Quick ways of securing cash for companies have their own sets of pros and cons, and factoring invoices is no exception. These are the advantages that your company receives should it decide to factor its invoices to a factoring company:

  • Some businesses may find it difficult to get a small business loan or establish a line of credit. Invoice factoring is much more possible to secure.
  • This practice allows the company to receive the money it needs much more quickly than waiting for the customers to pay the balance of their accounts. Typically, your company should receive the money about two to five business days after your agreement with the factoring company has been finalized. Some companies even receive their money in as fast as 24 hours.
  • The money your company will receive is generally larger than the amount you can get from a business loan.
  • Invoice factoring also saves your company the effort of collecting the accounts receivables, as the work is done by the factoring company.

Disadvantages of Factoring

There’s no such thing as a perfect solution for getting large amounts of cash for a company, and factoring has its downsides as well. This is especially true if you have less than ideal customers. If they are slow to pay or if they have a dubious credit history, this can affect the fee that the factoring company will require.

Your customers must also pass the standards set by the factoring company; if they do not or if the factoring company thinks your customers are unreliable then you may receive a lower percentage of the accounts receivable up front.

But in spite of the drawbacks, factoring your invoices via a factoring company will be beneficial for your business. It will provide you a steady flow of cash that your business needs to operate and grow.

 

Factoring Is Faster Than Small Business Loans

Well for starters, if you have ever received a small business loan then you know small business loans require a lFactoring Is Fasterot of paper work. Small business loans also require you to submit paperwork out the wazooo…

This is why many business owners are turning to factoring invoices as a stronger solution.
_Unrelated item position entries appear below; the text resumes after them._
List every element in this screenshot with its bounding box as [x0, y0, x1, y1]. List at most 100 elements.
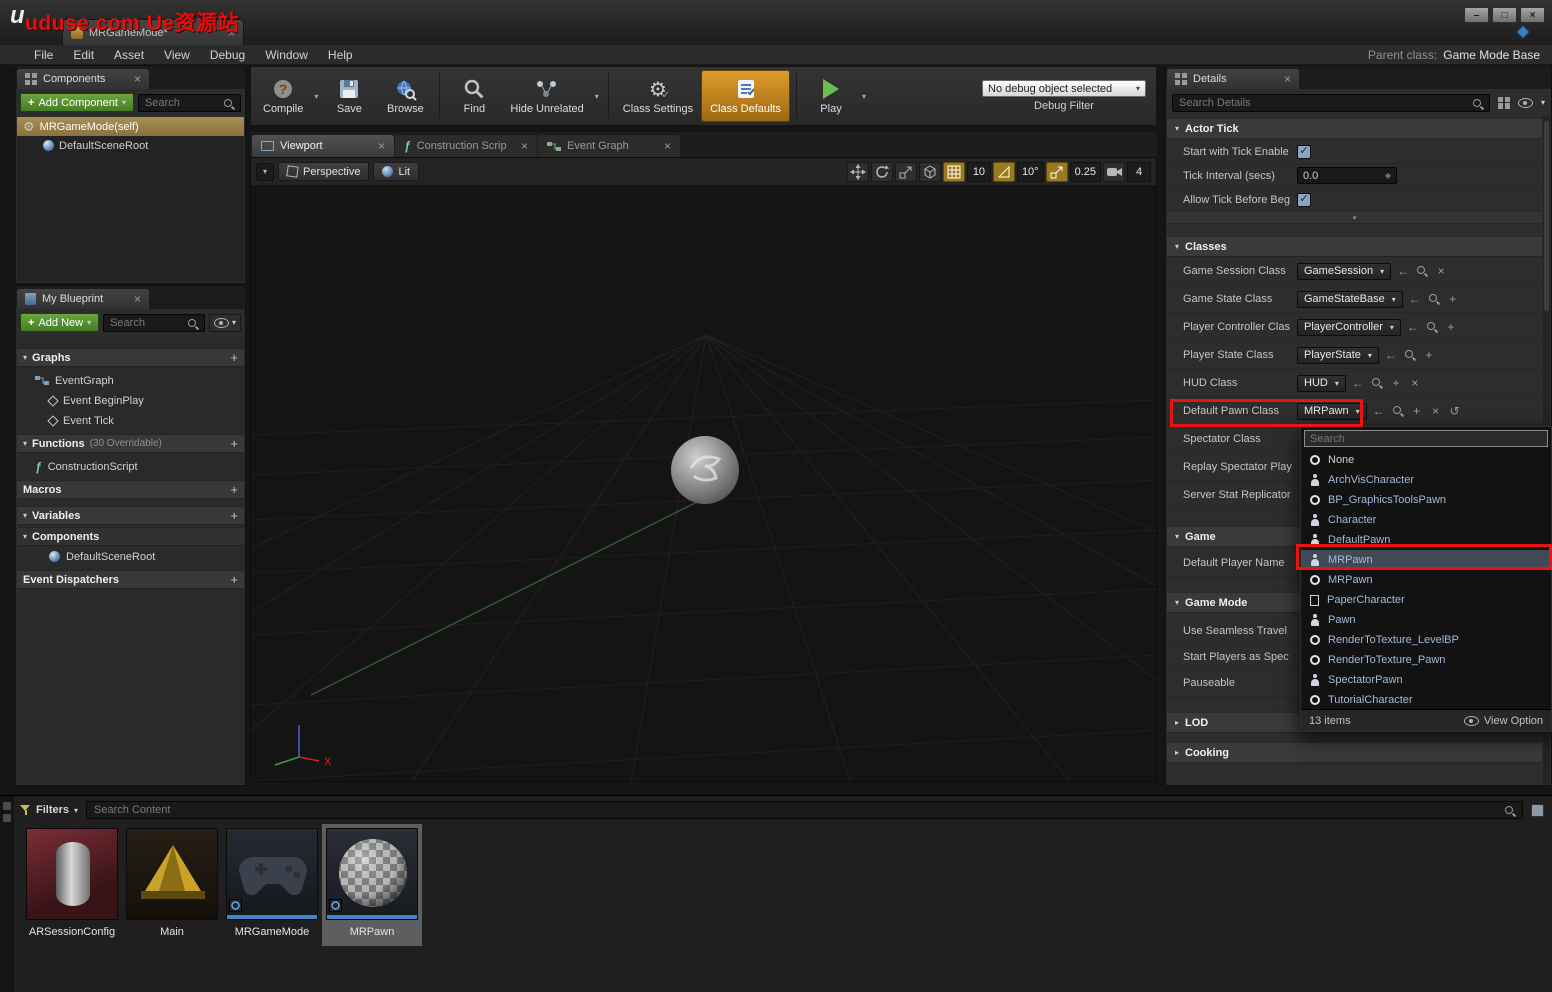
checkbox-checked[interactable]: ✓ — [1297, 145, 1311, 159]
menu-file[interactable]: File — [24, 48, 63, 62]
camera-speed-icon[interactable] — [1103, 162, 1125, 182]
components-tab[interactable]: Components × — [17, 69, 149, 89]
menu-edit[interactable]: Edit — [63, 48, 104, 62]
functions-section-header[interactable]: ▾ Functions (30 Overridable) + — [17, 434, 244, 453]
viewport-options-button[interactable]: ▾ — [256, 163, 274, 181]
asset-tile-arsessionconfig[interactable]: ARSessionConfig — [22, 824, 122, 946]
default-pawn-class-dropdown[interactable]: MRPawn▾ — [1297, 403, 1367, 420]
camera-speed-value[interactable]: 4 — [1127, 162, 1151, 182]
hud-class-dropdown[interactable]: HUD▾ — [1297, 375, 1346, 392]
add-icon[interactable]: + — [1446, 293, 1460, 305]
display-filter-eye-icon[interactable] — [1518, 98, 1533, 108]
browse-button[interactable]: Browse — [377, 70, 433, 122]
content-search-input[interactable] — [94, 804, 1500, 816]
use-selected-icon[interactable]: ← — [1406, 321, 1420, 333]
minimize-button[interactable]: – — [1464, 7, 1489, 23]
class-option-character[interactable]: Character — [1301, 510, 1551, 530]
add-icon[interactable]: + — [1444, 321, 1458, 333]
add-dispatcher-icon[interactable]: + — [230, 573, 238, 586]
graphs-section-header[interactable]: ▾ Graphs + — [17, 348, 244, 367]
component-item-self[interactable]: ⚙ MRGameMode(self) — [17, 117, 244, 136]
class-option-pawn[interactable]: Pawn — [1301, 610, 1551, 630]
variable-scene-root-item[interactable]: DefaultSceneRoot — [17, 547, 244, 566]
tick-interval-field[interactable]: ◆ — [1297, 167, 1397, 184]
section-actor-tick[interactable]: ▾ Actor Tick — [1167, 118, 1542, 139]
my-blueprint-close-icon[interactable]: × — [134, 293, 141, 305]
variables-section-header[interactable]: ▾ Variables + — [17, 506, 244, 525]
details-search-input[interactable] — [1179, 97, 1469, 109]
debug-object-select[interactable]: No debug object selected ▾ — [982, 80, 1146, 97]
class-option-archvischaracter[interactable]: ArchVisCharacter — [1301, 470, 1551, 490]
my-blueprint-tab[interactable]: My Blueprint × — [17, 289, 149, 309]
class-option-defaultpawn[interactable]: DefaultPawn — [1301, 530, 1551, 550]
menu-view[interactable]: View — [154, 48, 200, 62]
filters-button[interactable]: Filters ▾ — [20, 804, 78, 816]
game-state-class-dropdown[interactable]: GameStateBase▾ — [1297, 291, 1403, 308]
checkbox-checked[interactable]: ✓ — [1297, 193, 1311, 207]
viewport-canvas[interactable]: X — [251, 185, 1156, 781]
grid-snap-value[interactable]: 10 — [967, 162, 991, 182]
variables-components-category[interactable]: ▾ Components — [17, 527, 244, 546]
tick-interval-input[interactable] — [1303, 170, 1381, 182]
close-button[interactable]: × — [1520, 7, 1545, 23]
browse-icon[interactable] — [1391, 405, 1405, 417]
world-coordinate-icon[interactable] — [919, 162, 941, 182]
reset-icon[interactable]: ↺ — [1448, 405, 1462, 417]
lit-mode-button[interactable]: Lit — [373, 162, 419, 181]
menu-help[interactable]: Help — [318, 48, 363, 62]
play-options-icon[interactable]: ▾ — [859, 70, 869, 122]
tab-close-icon[interactable]: × — [378, 140, 385, 152]
class-option-tutorialcharacter[interactable]: TutorialCharacter — [1301, 690, 1551, 710]
browse-icon[interactable] — [1425, 321, 1439, 333]
class-option-none[interactable]: None — [1301, 450, 1551, 470]
player-controller-class-dropdown[interactable]: PlayerController▾ — [1297, 319, 1401, 336]
tab-close-icon[interactable]: × — [664, 140, 671, 152]
game-session-class-dropdown[interactable]: GameSession▾ — [1297, 263, 1391, 280]
add-new-button[interactable]: + Add New ▾ — [20, 313, 99, 332]
tab-close-icon[interactable]: × — [521, 140, 528, 152]
use-selected-icon[interactable]: ← — [1408, 293, 1422, 305]
component-item-scene-root[interactable]: DefaultSceneRoot — [17, 136, 244, 155]
perspective-button[interactable]: Perspective — [278, 162, 369, 181]
player-state-class-dropdown[interactable]: PlayerState▾ — [1297, 347, 1379, 364]
save-button[interactable]: Save — [321, 70, 377, 122]
section-classes[interactable]: ▾ Classes — [1167, 236, 1542, 257]
scale-tool-icon[interactable] — [895, 162, 917, 182]
class-option-papercharacter[interactable]: PaperCharacter — [1301, 590, 1551, 610]
my-blueprint-search-input[interactable] — [110, 317, 184, 329]
class-option-rendertotexture-levelbp[interactable]: RenderToTexture_LevelBP — [1301, 630, 1551, 650]
class-defaults-button[interactable]: Class Defaults — [701, 70, 790, 122]
macros-section-header[interactable]: Macros + — [17, 480, 244, 499]
dock-icon[interactable] — [3, 802, 11, 810]
class-picker-search-input[interactable] — [1310, 433, 1542, 445]
browse-icon[interactable] — [1427, 293, 1441, 305]
class-option-bp-graphicstoolspawn[interactable]: BP_GraphicsToolsPawn — [1301, 490, 1551, 510]
view-options-button[interactable]: View Option — [1464, 715, 1543, 727]
class-option-spectatorpawn[interactable]: SpectatorPawn — [1301, 670, 1551, 690]
use-selected-icon[interactable]: ← — [1396, 265, 1410, 277]
asset-tile-main[interactable]: Main — [122, 824, 222, 946]
menu-asset[interactable]: Asset — [104, 48, 154, 62]
clear-icon[interactable]: × — [1408, 377, 1422, 389]
save-all-icon[interactable] — [1531, 804, 1544, 817]
class-settings-button[interactable]: ⚙ ✓ Class Settings — [615, 70, 701, 122]
scale-snap-icon[interactable] — [1046, 162, 1068, 182]
add-icon[interactable]: + — [1422, 349, 1436, 361]
maximize-button[interactable]: □ — [1492, 7, 1517, 23]
clear-icon[interactable]: × — [1434, 265, 1448, 277]
browse-icon[interactable] — [1403, 349, 1417, 361]
details-tab[interactable]: Details × — [1167, 69, 1299, 89]
asset-tile-mrgamemode[interactable]: MRGameMode — [222, 824, 322, 946]
asset-tile-mrpawn[interactable]: MRPawn — [322, 824, 422, 946]
use-selected-icon[interactable]: ← — [1372, 405, 1386, 417]
drag-spinner-icon[interactable]: ◆ — [1385, 171, 1391, 180]
translate-tool-icon[interactable] — [847, 162, 869, 182]
rotation-snap-value[interactable]: 10° — [1017, 162, 1044, 182]
tab-event-graph[interactable]: Event Graph × — [538, 135, 680, 157]
tab-viewport[interactable]: Viewport × — [252, 135, 394, 157]
class-option-rendertotexture-pawn[interactable]: RenderToTexture_Pawn — [1301, 650, 1551, 670]
compile-button[interactable]: ? Compile — [255, 70, 311, 122]
event-begin-play-item[interactable]: Event BeginPlay — [17, 391, 244, 410]
add-component-button[interactable]: + Add Component ▾ — [20, 93, 134, 112]
menu-debug[interactable]: Debug — [200, 48, 255, 62]
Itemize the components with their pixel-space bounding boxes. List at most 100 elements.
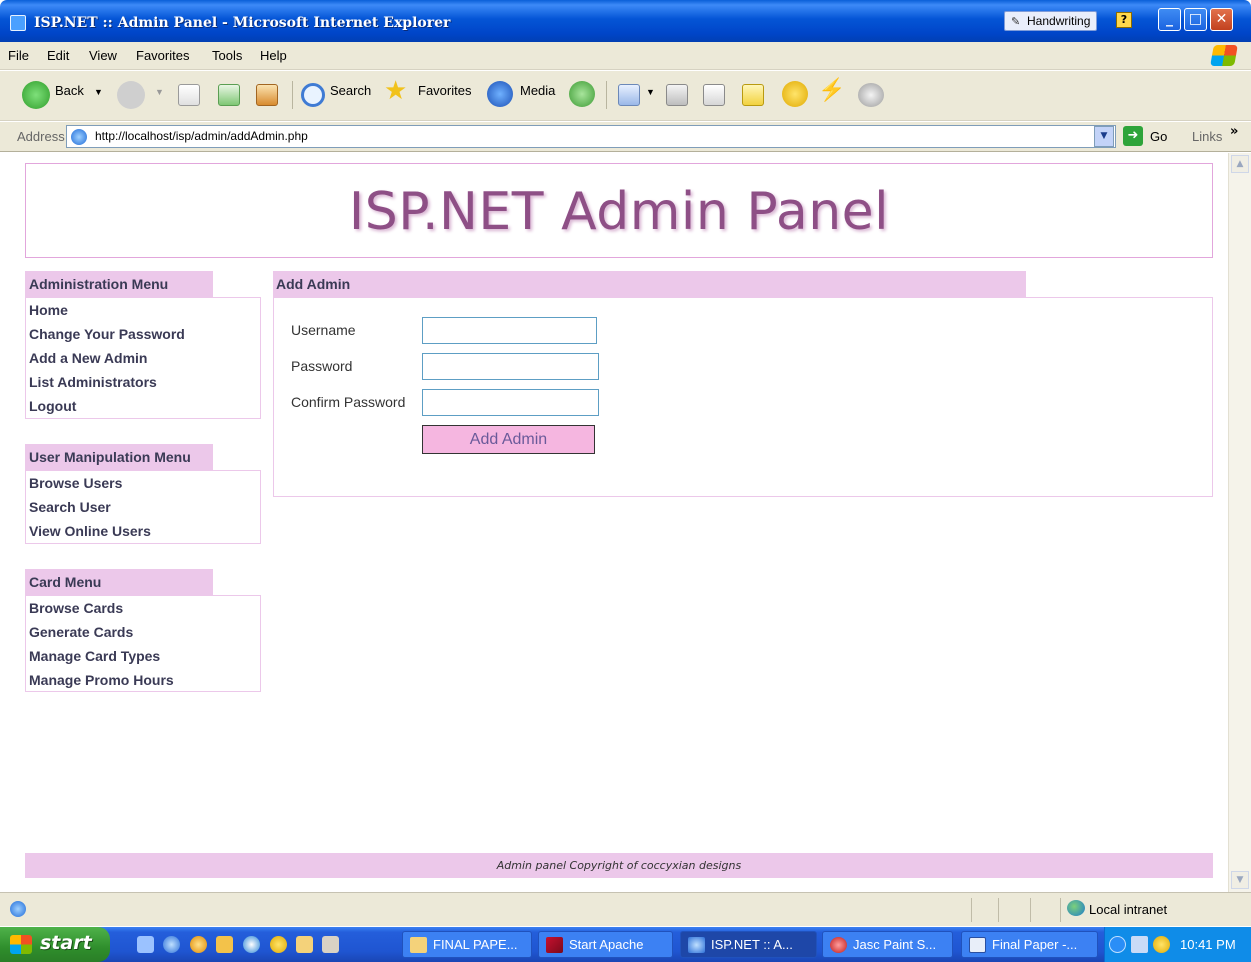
folder-icon xyxy=(410,937,427,953)
taskbar-clock: 10:41 PM xyxy=(1180,937,1236,952)
forward-arrow-icon[interactable] xyxy=(117,81,145,109)
favorites-button-label[interactable]: Favorites xyxy=(418,83,471,98)
task-start-apache[interactable]: Start Apache xyxy=(538,931,673,958)
menu-help[interactable]: Help xyxy=(260,48,287,63)
go-arrow-icon[interactable]: ➜ xyxy=(1123,126,1143,146)
search-button-label[interactable]: Search xyxy=(330,83,371,98)
menu-link-online-users[interactable]: View Online Users xyxy=(26,519,260,543)
menu-edit[interactable]: Edit xyxy=(47,48,69,63)
menu-link-add-admin[interactable]: Add a New Admin xyxy=(26,346,260,370)
address-input[interactable]: http://localhost/isp/admin/addAdmin.php xyxy=(66,125,1116,148)
menu-link-generate-cards[interactable]: Generate Cards xyxy=(26,620,260,644)
maximize-button[interactable]: □ xyxy=(1184,8,1207,31)
stop-icon[interactable] xyxy=(178,84,200,106)
status-separator xyxy=(1030,898,1031,922)
quicklaunch-media-icon[interactable] xyxy=(243,936,260,953)
search-icon[interactable] xyxy=(301,83,325,107)
page-footer: Admin panel Copyright of coccyxian desig… xyxy=(25,853,1213,878)
add-admin-button[interactable]: Add Admin xyxy=(422,425,595,454)
user-menu: Browse Users Search User View Online Use… xyxy=(25,470,261,544)
edit-icon[interactable] xyxy=(703,84,725,106)
mail-icon[interactable] xyxy=(618,84,640,106)
back-button-label[interactable]: Back xyxy=(55,83,84,98)
messenger-icon[interactable] xyxy=(782,81,808,107)
page-content: ISP.NET Admin Panel Administration Menu … xyxy=(0,153,1228,892)
help-icon[interactable]: ? xyxy=(1116,12,1132,28)
window-title: ISP.NET :: Admin Panel - Microsoft Inter… xyxy=(34,15,451,31)
menu-link-browse-cards[interactable]: Browse Cards xyxy=(26,596,260,620)
vertical-scrollbar[interactable]: ▲ ▼ xyxy=(1228,153,1251,892)
quicklaunch-tool-icon[interactable] xyxy=(216,936,233,953)
task-jasc-paint[interactable]: Jasc Paint S... xyxy=(822,931,953,958)
tray-expand-icon[interactable] xyxy=(1109,936,1126,953)
menu-tools[interactable]: Tools xyxy=(212,48,242,63)
add-admin-form xyxy=(273,297,1213,497)
scroll-down-icon[interactable]: ▼ xyxy=(1231,871,1249,889)
confirm-password-input[interactable] xyxy=(422,389,599,416)
media-button-label[interactable]: Media xyxy=(520,83,555,98)
quicklaunch-app-icon[interactable] xyxy=(190,936,207,953)
forward-dropdown-icon[interactable]: ▼ xyxy=(155,87,164,97)
mail-dropdown-icon[interactable]: ▼ xyxy=(646,87,655,97)
menu-link-logout[interactable]: Logout xyxy=(26,394,260,418)
menu-link-card-types[interactable]: Manage Card Types xyxy=(26,644,260,668)
back-arrow-icon[interactable] xyxy=(22,81,50,109)
address-dropdown-icon[interactable]: ▼ xyxy=(1094,126,1114,147)
favorites-star-icon[interactable]: ★ xyxy=(384,75,407,106)
task-ie-isp[interactable]: ISP.NET :: A... xyxy=(680,931,817,958)
paint-shop-icon xyxy=(830,937,847,953)
ie-icon xyxy=(688,937,705,953)
print-icon[interactable] xyxy=(666,84,688,106)
discuss-icon[interactable] xyxy=(742,84,764,106)
scroll-up-icon[interactable]: ▲ xyxy=(1231,155,1249,173)
page-icon xyxy=(71,129,87,145)
lightning-icon[interactable]: ⚡ xyxy=(818,77,845,103)
address-url[interactable]: http://localhost/isp/admin/addAdmin.php xyxy=(95,129,308,143)
tray-network-icon[interactable] xyxy=(1131,936,1148,953)
menu-link-promo-hours[interactable]: Manage Promo Hours xyxy=(26,668,260,692)
links-chevron-icon[interactable]: » xyxy=(1230,124,1238,139)
media-icon[interactable] xyxy=(487,81,513,107)
menu-link-home[interactable]: Home xyxy=(26,298,260,322)
language-bar-label: Handwriting xyxy=(1027,14,1091,28)
links-button[interactable]: Links xyxy=(1192,129,1222,144)
menu-link-change-password[interactable]: Change Your Password xyxy=(26,322,260,346)
close-button[interactable]: ✕ xyxy=(1210,8,1233,31)
menu-favorites[interactable]: Favorites xyxy=(136,48,189,63)
history-icon[interactable] xyxy=(569,81,595,107)
quicklaunch-desktop-icon[interactable] xyxy=(137,936,154,953)
tray-messenger-icon[interactable] xyxy=(1153,936,1170,953)
menu-link-list-admins[interactable]: List Administrators xyxy=(26,370,260,394)
admin-menu: Home Change Your Password Add a New Admi… xyxy=(25,297,261,419)
minimize-button[interactable]: _ xyxy=(1158,8,1181,31)
quicklaunch-messenger-icon[interactable] xyxy=(270,936,287,953)
username-label: Username xyxy=(291,322,356,338)
menu-file[interactable]: File xyxy=(8,48,29,63)
chat-bubble-icon[interactable] xyxy=(858,83,884,107)
task-final-paper-folder[interactable]: FINAL PAPE... xyxy=(402,931,532,958)
menu-link-search-user[interactable]: Search User xyxy=(26,495,260,519)
page-header: ISP.NET Admin Panel xyxy=(25,163,1213,258)
quicklaunch-folder-icon[interactable] xyxy=(296,936,313,953)
go-button[interactable]: Go xyxy=(1150,129,1167,144)
quicklaunch-misc-icon[interactable] xyxy=(322,936,339,953)
pen-icon: ✎ xyxy=(1011,16,1021,28)
title-bar[interactable]: ISP.NET :: Admin Panel - Microsoft Inter… xyxy=(0,0,1251,42)
status-separator xyxy=(998,898,999,922)
username-input[interactable] xyxy=(422,317,597,344)
home-icon[interactable] xyxy=(256,84,278,106)
start-button[interactable]: start xyxy=(0,927,110,962)
task-final-paper-word[interactable]: Final Paper -... xyxy=(961,931,1098,958)
status-separator xyxy=(1060,898,1061,922)
back-dropdown-icon[interactable]: ▼ xyxy=(94,87,103,97)
password-label: Password xyxy=(291,358,353,374)
quicklaunch-ie-icon[interactable] xyxy=(163,936,180,953)
password-input[interactable] xyxy=(422,353,599,380)
card-menu-title: Card Menu xyxy=(25,569,213,595)
refresh-icon[interactable] xyxy=(218,84,240,106)
menu-link-browse-users[interactable]: Browse Users xyxy=(26,471,260,495)
task-label: Final Paper -... xyxy=(992,937,1078,952)
language-bar[interactable]: ✎ Handwriting xyxy=(1004,11,1098,31)
menu-bar: File Edit View Favorites Tools Help xyxy=(0,42,1251,70)
menu-view[interactable]: View xyxy=(89,48,117,63)
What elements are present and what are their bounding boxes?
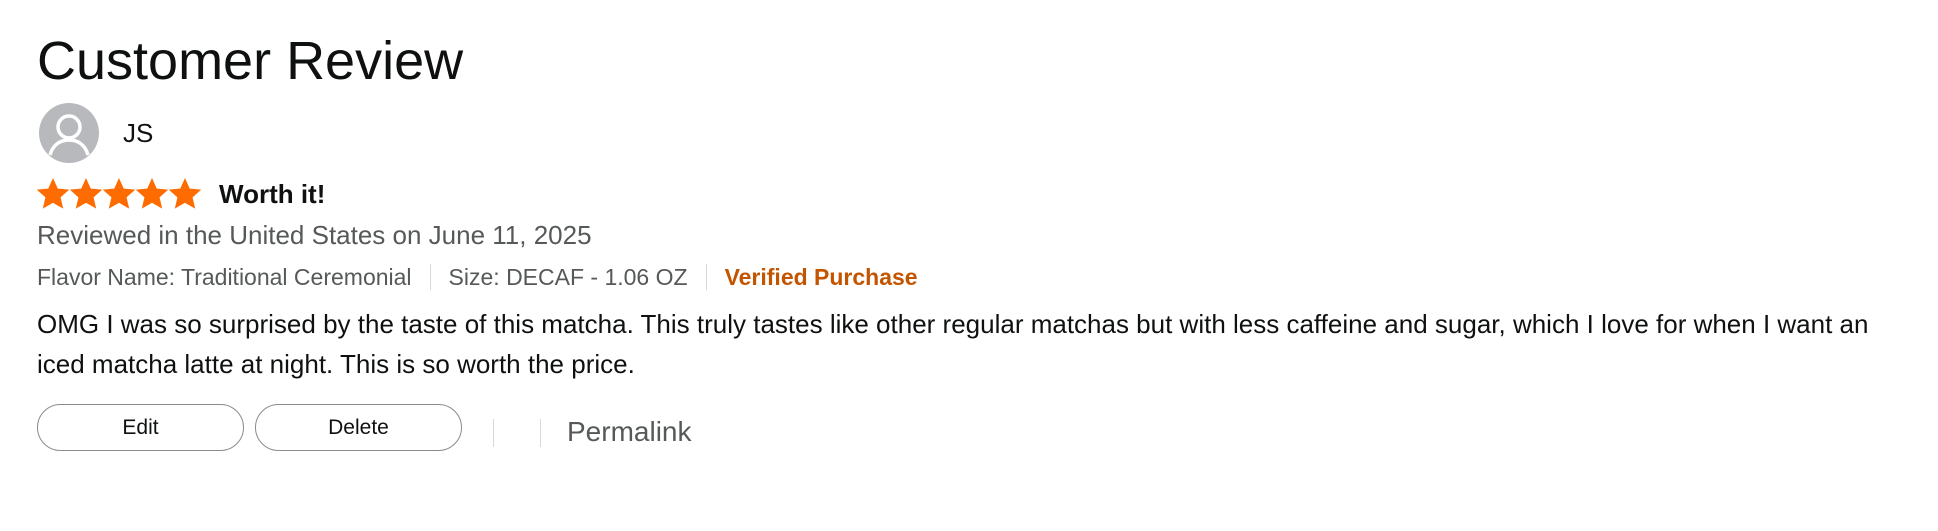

Simply put there is not as much red tape, and the contracts for lending can be as short as 30 days.

Factoring Invoices has always been a financial method to raise capital.  Cash on hand allows businesses to expand, market, put on new employees, take advantage of supplier discounts, or just manage overhead better.

Additionally, credit is becoming more difficult to get for small businesses without years of financials or vendor references. Therefore factoring is a way to quickly raise cash for working capital needs.

As mentioned above, getting a bank loan can be difficult and take months. As opposed to factoring in which you can have funds within 2-3 days.

Approval for bank loans for small businesses is difficult to come by, as loan requirements get stiffer and stiffer in the post- credit crisis world.  Bank loans also require application fees, lengthy application procedures, and lots of paperwork and preparation. And don’t forget the interest on a bank loan.

DEBT

That’s right, a large benefit of factoring vs. a bank loan is that with factoring you do not add debt to your company. Factoring established a credit line against your incoming sales. A bank line establishes a credit line against you, your business and its assets.

Invoice factoring gets your business cash fast, without the paperwork and debt, this is why it is a growing finical tool for small business.